RG: I want to ask her how she managed to develop a strong sense of self in an industry that is always trying to commodify young women.

 

LCS: You have a YA novel The Year I Learned Everything coming out soon and I remember reading the short story of the same name in Rookie the day it was published back in 2013. I vividly remember reading He smiled, wiggled his toes, threw his arms in the air, jumped and did a perfect dive into the water. He barely made any sound. It was like on TV. He swam toward me, and his arms in the water made such a pretty sound. He said I should come in. That boy raised himself out of the water and kissed my knee and held his lips there for a long time. When he pulled away, he said, “The water’s fine, just like you.” He smiled and I felt so hot and heavy and for a second, I didn’t know what to do. It was confusing. Normally with guys, I know what to say and how to move things along but with Jason Miller I drown. I thought about how nice it would feel to swim in the pool naked, to feel clean, to let water touch me everywhere the way I wanted a tall, skinny boy with bad acne to touch me everywhere.
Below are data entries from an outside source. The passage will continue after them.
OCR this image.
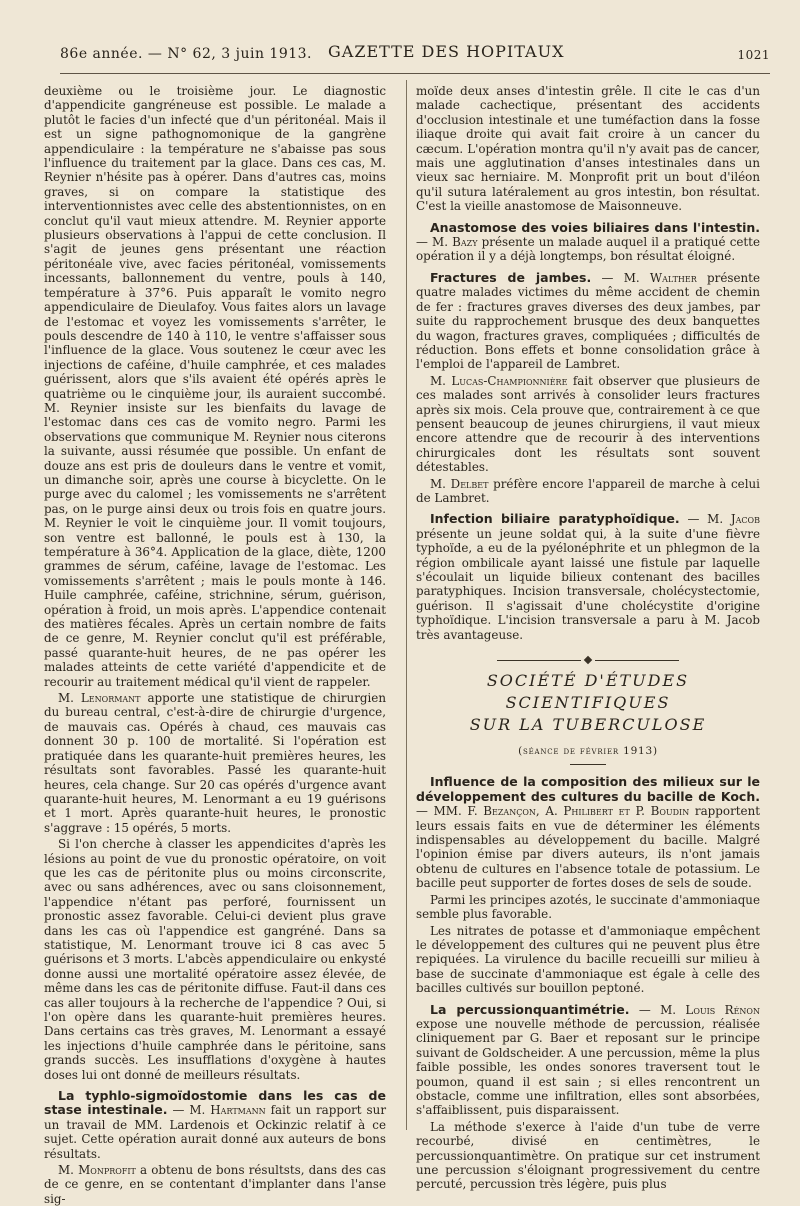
86e année. — N° 62, 3 juin 1913. GAZETTE DES HOPITAUX	1021

deuxième ou le troisième jour. Le diagnostic d'appendicite gangréneuse est possible. Le malade a plutôt le facies d'un infecté que d'un péritonéal. Mais il est un signe pathognomonique de la gangrène appendiculaire : la température ne s'abaisse pas sous l'influence du traitement par la glace. Dans ces cas, M. Reynier n'hésite pas à opérer. Dans d'autres cas, moins graves, si on compare la statistique des interventionnistes avec celle des abstentionnistes, on en conclut qu'il vaut mieux attendre. M. Reynier apporte plusieurs observations à l'appui de cette conclusion. Il s'agit de jeunes gens présentant une réaction péritonéale vive, avec facies péritonéal, vomissements incessants, ballonnement du ventre, pouls à 140, température à 37°6. Puis apparaît le vomito negro appendiculaire de Dieulafoy. Vous faites alors un lavage de l'estomac et voyez les vomissements s'arrêter, le pouls descendre de 140 à 110, le ventre s'affaisser sous l'influence de la glace. Vous soutenez le cœur avec les injections de caféine, d'huile camphrée, et ces malades guérissent, alors que s'ils avaient été opérés après le quatrième ou le cinquième jour, ils auraient succombé. M. Reynier insiste sur les bienfaits du lavage de l'estomac dans ces cas de vomito negro. Parmi les observations que communique M. Reynier nous citerons la suivante, aussi résumée que possible. Un enfant de douze ans est pris de douleurs dans le ventre et vomit, un dimanche soir, après une course à bicyclette. On le purge avec du calomel ; les vomissements ne s'arrêtent pas, on le purge ainsi deux ou trois fois en quatre jours. M. Reynier le voit le cinquième jour. Il vomit toujours, son ventre est ballonné, le pouls est à 130, la température à 36°4. Application de la glace, diète, 1200 grammes de sérum, caféine, lavage de l'estomac. Les vomissements s'arrêtent ; mais le pouls monte à 146. Huile camphrée, caféine, strichnine, sérum, guérison, opération à froid, un mois après. L'appendice contenait des matières fécales. Après un certain nombre de faits de ce genre, M. Reynier conclut qu'il est préférable, passé quarante-huit heures, de ne pas opérer les malades atteints de cette variété d'appendicite et de recourir au traitement médical qu'il vient de rappeler.

M. Lenormant apporte une statistique de chirurgien du bureau central, c'est-à-dire de chirurgie d'urgence, de mauvais cas. Opérés à chaud, ces mauvais cas donnent 30 p. 100 de mortalité. Si l'opération est pratiquée dans les quarante-huit premières heures, les résultats sont favorables. Passé les quarante-huit heures, cela change. Sur 20 cas opérés d'urgence avant quarante-huit heures, M. Lenormant a eu 19 guérisons et 1 mort. Après quarante-huit heures, le pronostic s'aggrave : 15 opérés, 5 morts.

Si l'on cherche à classer les appendicites d'après les lésions au point de vue du pronostic opératoire, on voit que les cas de péritonite plus ou moins circonscrite, avec ou sans adhérences, avec ou sans cloisonnement, l'appendice n'étant pas perforé, fournissent un pronostic assez favorable. Celui-ci devient plus grave dans les cas où l'appendice est gangréné. Dans sa statistique, M. Lenormant trouve ici 8 cas avec 5 guérisons et 3 morts. L'abcès appendiculaire ou enkysté donne aussi une mortalité opératoire assez élevée, de même dans les cas de péritonite diffuse. Faut-il dans ces cas aller toujours à la recherche de l'appendice ? Oui, si l'on opère dans les quarante-huit premières heures. Dans certains cas très graves, M. Lenormant a essayé les injections d'huile camphrée dans le péritoine, sans grands succès. Les insufflations d'oxygène à hautes doses lui ont donné de meilleurs résultats.

La typhlo-sigmoïdostomie dans les cas de stase intestinale. — M. Hartmann fait un rapport sur un travail de MM. Lardenois et Ockinzic relatif à ce sujet. Cette opération aurait donné aux auteurs de bons résultats.

M. Monprofit a obtenu de bons résultsts, dans des cas de ce genre, en se contentant d'implanter dans l'anse sig-

moïde deux anses d'intestin grêle. Il cite le cas d'un malade cachectique, présentant des accidents d'occlusion intestinale et une tuméfaction dans la fosse iliaque droite qui avait fait croire à un cancer du cæcum. L'opération montra qu'il n'y avait pas de cancer, mais une agglutination d'anses intestinales dans un vieux sac herniaire. M. Monprofit prit un bout d'iléon qu'il sutura latéralement au gros intestin, bon résultat. C'est la vieille anastomose de Maisonneuve.

Anastomose des voies biliaires dans l'intestin. — M. Bazy présente un malade auquel il a pratiqué cette opération il y a déjà longtemps, bon résultat éloigné.

Fractures de jambes. — M. Walther présente quatre malades victimes du même accident de chemin de fer : fractures graves diverses des deux jambes, par suite du rapprochement brusque des deux banquettes du wagon, fractures graves, compliquées ; difficultés de réduction. Bons effets et bonne consolidation grâce à l'emploi de l'appareil de Lambret.

M. Lucas-Championnière fait observer que plusieurs de ces malades sont arrivés à consolider leurs fractures après six mois. Cela prouve que, contrairement à ce que pensent beaucoup de jeunes chirurgiens, il vaut mieux encore attendre que de recourir à des interventions chirurgicales dont les résultats sont souvent détestables.

M. Delbet préfère encore l'appareil de marche à celui de Lambret.

Infection biliaire paratyphoïdique. — M. Jacob présente un jeune soldat qui, à la suite d'une fièvre typhoïde, a eu de la pyélonéphrite et un phlegmon de la région ombilicale ayant laissé une fistule par laquelle s'écoulait un liquide bilieux contenant des bacilles paratyphiques. Incision transversale, cholécystectomie, guérison. Il s'agissait d'une cholécystite d'origine typhoïdique. L'incision transversale a paru à M. Jacob très avantageuse.

SOCIÉTÉ D'ÉTUDES SCIENTIFIQUES
SUR LA TUBERCULOSE
(séance de février 1913)

Influence de la composition des milieux sur le développement des cultures du bacille de Koch. — MM. F. Bezançon, A. Philibert et P. Boudin rapportent leurs essais faits en vue de déterminer les éléments indispensables au développement du bacille. Malgré l'opinion émise par divers auteurs, ils n'ont jamais obtenu de cultures en l'absence totale de potassium. Le bacille peut supporter de fortes doses de sels de soude.

Parmi les principes azotés, le succinate d'ammoniaque semble plus favorable.

Les nitrates de potasse et d'ammoniaque empêchent le développement des cultures qui ne peuvent plus être repiquées. La virulence du bacille recueilli sur milieu à base de succinate d'ammoniaque est égale à celle des bacilles cultivés sur bouillon peptoné.

La percussionquantimétrie. — M. Louis Rénon expose une nouvelle méthode de percussion, réalisée cliniquement par G. Baer et reposant sur le principe suivant de Goldscheider. A une percussion, même la plus faible possible, les ondes sonores traversent tout le poumon, quand il est sain ; si elles rencontrent un obstacle, comme une infiltration, elles sont absorbées, s'affaiblissent, puis disparaissent.

La méthode s'exerce à l'aide d'un tube de verre recourbé, divisé en centimètres, le percussionquantimètre. On pratique sur cet instrument une percussion s'éloignant progressivement du centre percuté, percussion très légère, puis plus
And thinking I hope this story never ends because I love it so much. The way you wrote “that boy pulled himself out of the water”...I sat there with it. You choosing to say “that boy” and not “He”  or his name. Floored me, drowned me in the moment. Do you find writing a YA novel to be the same as writing the other fiction you write? Is it more or less difficult for you? Would you want to write more YA fiction in the future?

RG: I still don't think of The Year I Learned Everything as a YA novel because when I wrote the short story I was just writing a short story and the protagonist happened to be a teenage girl. I have the same mindset going into writing the novel itself because I don't want to force myself to write in a way that doesn't feel organic to who I am. I am absolutely open to writing more YA fiction in the future but I'm going to walk before I run and finish this novel first.

 

LCS: What's one of your favorite songs you never turn off, no matter how many times you hear it? (One of mine is “Try A Little Tenderness” by Otis Redding.)

RG: Nothing Even Matters by Lauryn Hill feat. D'Angelo

 

LCS: You get invited to read all over the world! Where are some of your favorite places to go, favorite places to be?

RG: I really loved Stockholm, Sweden. I also love reading in Los Angeles, Chicago, and Boston. Really, it is generally a thrill to read anywhere I am invited but I have favorites and those are the cities you'll see me in the most.

 

LCS: Roxane, is it okay for me to email you the next time I hear that “I'm gon' make you feel it” song from Magic Mike?

RG: Yes. I wholeheartedly encourage this. That song, Feel It, is so damn sexy.